Origins of the Crater Tycho

IT’S IMPOSSIBLE TO know what phase the moon was in 109 million years ago when a six-mile-wide asteroid slammed into the moon’s southern highlands. From Earth, dinosaurs thriving in the Cretaceous Era would have noticed the conflagration a quarter of a million miles away. For days and nights that followed, major impact debris flying high over the moon would have reflected sunlight, giving the moon a halo effect as that matter scattered or fell back to the moon. 

During evenings on either side of a full moon, the crater Tycho dominates the southern face of the moon. The crater is large enough (53 miles wide) to be visible from earth without optical aid. Helping us to see it are the bright impact rays that stretch north, south and east from the impact sight, drawing our eyes to the center of the Tycho bullseye. The energy that created Tycho melted rock and threw debris, hot and cold, for a thousand miles across the lunar surface. During full moons, we can easily see those rays today because they are brighter than the older terrain of the moon. Micrometeorites and solar storms have not had time to erode and shade the debris from the violent Tycho impact and turn the excavated matter to dull gray, like the rest of the 3.9 billion-year-old moon. 

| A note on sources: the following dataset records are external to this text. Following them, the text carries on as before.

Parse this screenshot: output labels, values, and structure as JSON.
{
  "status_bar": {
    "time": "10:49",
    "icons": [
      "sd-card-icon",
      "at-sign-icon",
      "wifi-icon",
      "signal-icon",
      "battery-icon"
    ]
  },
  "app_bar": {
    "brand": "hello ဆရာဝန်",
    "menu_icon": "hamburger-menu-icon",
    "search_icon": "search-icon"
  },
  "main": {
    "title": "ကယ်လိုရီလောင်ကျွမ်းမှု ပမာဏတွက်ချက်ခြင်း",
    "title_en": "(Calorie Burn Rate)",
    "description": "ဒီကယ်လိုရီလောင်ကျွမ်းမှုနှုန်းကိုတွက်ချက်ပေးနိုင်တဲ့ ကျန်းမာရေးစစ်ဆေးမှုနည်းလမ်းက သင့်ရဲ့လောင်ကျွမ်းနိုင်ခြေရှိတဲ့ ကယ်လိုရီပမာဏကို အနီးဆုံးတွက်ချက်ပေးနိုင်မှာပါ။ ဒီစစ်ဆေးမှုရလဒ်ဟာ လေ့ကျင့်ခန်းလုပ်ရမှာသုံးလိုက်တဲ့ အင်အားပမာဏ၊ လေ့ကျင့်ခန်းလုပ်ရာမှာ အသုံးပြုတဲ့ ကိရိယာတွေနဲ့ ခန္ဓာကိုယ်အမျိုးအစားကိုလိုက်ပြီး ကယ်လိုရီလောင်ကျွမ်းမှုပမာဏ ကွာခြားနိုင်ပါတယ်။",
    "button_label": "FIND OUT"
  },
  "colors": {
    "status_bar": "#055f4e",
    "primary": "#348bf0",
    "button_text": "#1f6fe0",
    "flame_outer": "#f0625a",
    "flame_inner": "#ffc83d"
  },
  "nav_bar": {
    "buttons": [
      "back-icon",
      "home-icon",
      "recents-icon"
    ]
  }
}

It’s conceivable that debris from the astroid strike, which produced the equivalent of 30 trillion tons of TNT, left lunar orbit and made its way to earth, where it was vaporized in spectacular meteor showers that lasted for months and years. For the dinosaurs, it was an omen of what was to come 43 million years into the future when a similar-sized asteroid created the Chicxulub (Chicks-sue-lube) crater under the waters off the Yucatan peninsula. That Chicxulub collision set the world first on fire and then to a deep freeze under decades of total darkness, eliminating 80% of all living things. Bad news for the dinosaurs. Good news for the mammals. 

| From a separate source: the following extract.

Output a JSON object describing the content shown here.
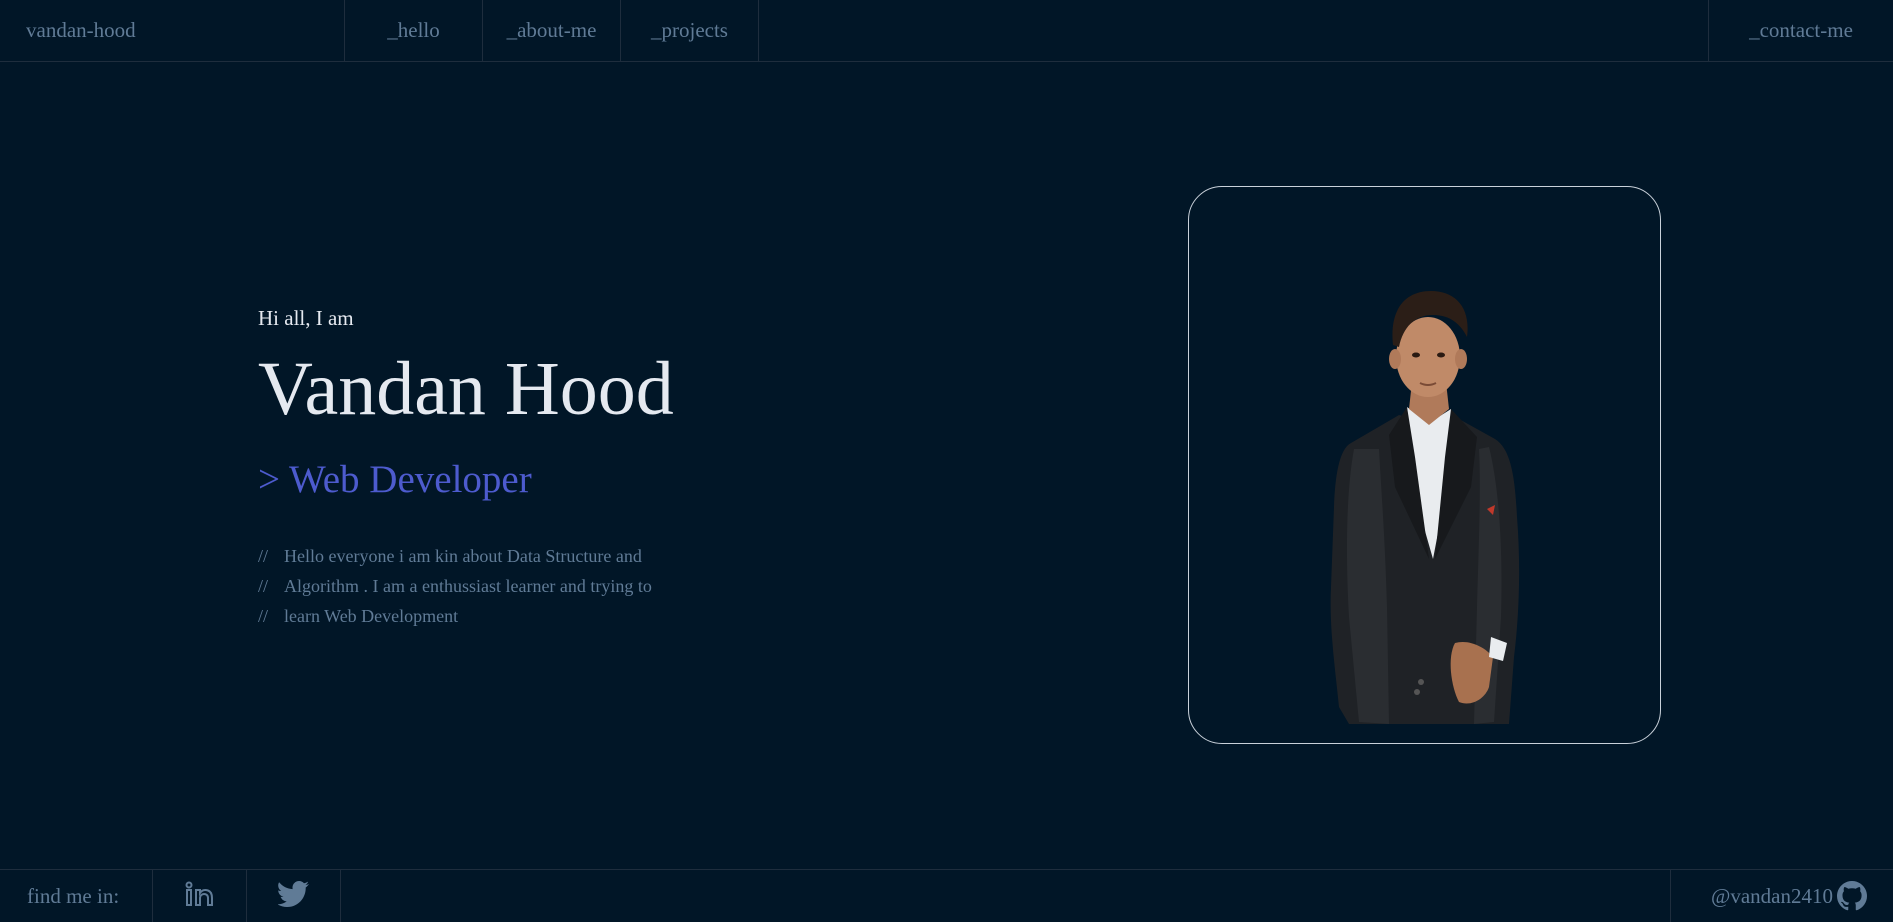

Don Dixon, who married space to art, shows Tycho being struck from an angle near 90 degrees. Not so. The asteroid that created Tycho came in from the west and struck the moon at a low angle, melting everything at the impact site and surrounding lunarscape, mainly to the east and north. Molten matter from hills and mountains were flung across the moon for hundreds of miles. It must have been a celestial show.  

At its deepest, Tycho crater is almost five miles deep from the rim to the floor. Rising 1.4 miles from bottom of Tycho is a central peak, created when the suddenly molten surface rebounded and eventually cooled after the impact. There’s a big boulder at the top of the central peak. Who is to be the first human being to stand on that huge boulder and absorb that unique perspective for the rest of us? 

TYCHO BRAHE 

Tycho Brahe, a Dane, was an excellent astronomer who lived for 55 years, mainly in the 16th century. He took careful astronomical notes of everything he saw, night after night. During the 20th year of his life, he lost the tip of his nose in a drunken sword fight with a cousin. Both claimed to be better at math than the other. We know who was the better dude with a sword. Tycho wore a prosthetic nose made of gold for the rest of his life, held in place by an adhesive of the era.